By the time the banks joined the night’s proceedings at 9.30pm (although it was in or around midnight before they got an audience with the taoiseach), the guarantee was “already cooked”, said a participant in the meetings. Despite the efforts of the bankers, particularly AIB, stressing the need to nationalise Anglo and Irish Nationwide, the guarantee is what they got.
The banking inquiry never got to the bottom of why Bank of Ireland left Government Buildings in the early hours of Tuesday morning believing a six-bank guarantee had been agreed, while AIB thought it was a four-bank guarantee with Anglo and Irish Nationwide being handled differently.
The answer lies in the €5 billion that AIB and Bank of Ireland each agreed to make available that night to help fund Anglo the following day at the government’s request. AIB’s belief was that if the government wanted the €10 billion for Anglo, why would it guarantee six banks rather than four? A blanket guarantee meant that the €10 billion was not needed.

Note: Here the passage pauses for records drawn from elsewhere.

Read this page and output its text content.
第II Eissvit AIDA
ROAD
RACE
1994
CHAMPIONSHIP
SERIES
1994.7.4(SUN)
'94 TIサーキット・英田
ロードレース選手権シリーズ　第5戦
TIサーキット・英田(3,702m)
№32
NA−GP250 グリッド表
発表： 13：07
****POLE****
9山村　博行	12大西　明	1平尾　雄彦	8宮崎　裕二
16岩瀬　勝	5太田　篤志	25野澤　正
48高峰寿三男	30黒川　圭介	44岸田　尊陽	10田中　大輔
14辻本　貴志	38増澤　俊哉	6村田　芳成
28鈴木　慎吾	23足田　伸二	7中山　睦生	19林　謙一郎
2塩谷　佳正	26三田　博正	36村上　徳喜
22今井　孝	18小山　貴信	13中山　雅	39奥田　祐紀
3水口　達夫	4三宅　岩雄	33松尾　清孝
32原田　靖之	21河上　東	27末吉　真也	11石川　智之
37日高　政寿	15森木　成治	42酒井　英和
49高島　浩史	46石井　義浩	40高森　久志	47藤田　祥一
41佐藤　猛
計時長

Most parties recall the night as a hectic time, and understand how others could have reached different conclusions on the plans being considered in the heat of an intense night of deliberations, particularly when AIB and Bank of Ireland were kept in separate offices when not meeting government.
“It is a bit like a car crash; different people see different things,” said one of the participants.
Brief respite
In the end the guarantee only provided a brief respite from crisis. It worked in the short-term, bringing money back into the system, but rapidly declining property values over subsequent months revealed deep problems with the balance sheets of the banks generally, while the greater scrutiny of Anglo unearthed shady banking practices, since ruled to be criminal.
Over the two-year duration of the guarantee, heavy losses – mostly on commercial property loans – ultimately forced the government to pump €64 billion of public money into the banks, nationalising the bulk of the system. It also set up Nama in 2009 to take €72 billion of face-value toxic property loans off the balance sheets of the lenders.
The net cost of the crisis will be much lower, given the residual value of the State’s shareholding in the banks (it still owns 14 per cent of Bank of Ireland, 71 per cent of AIB, and 75 per cent of Permanent TSB) and what it has already received from them. Ultimately, the cost of the bailouts to the State is likely to be about €32 billion, give or take a billion or two. That sum relates to the failures of Anglo and Irish Nationwide.
It works out at about €115 million for each one of those 280 words in the guarantee.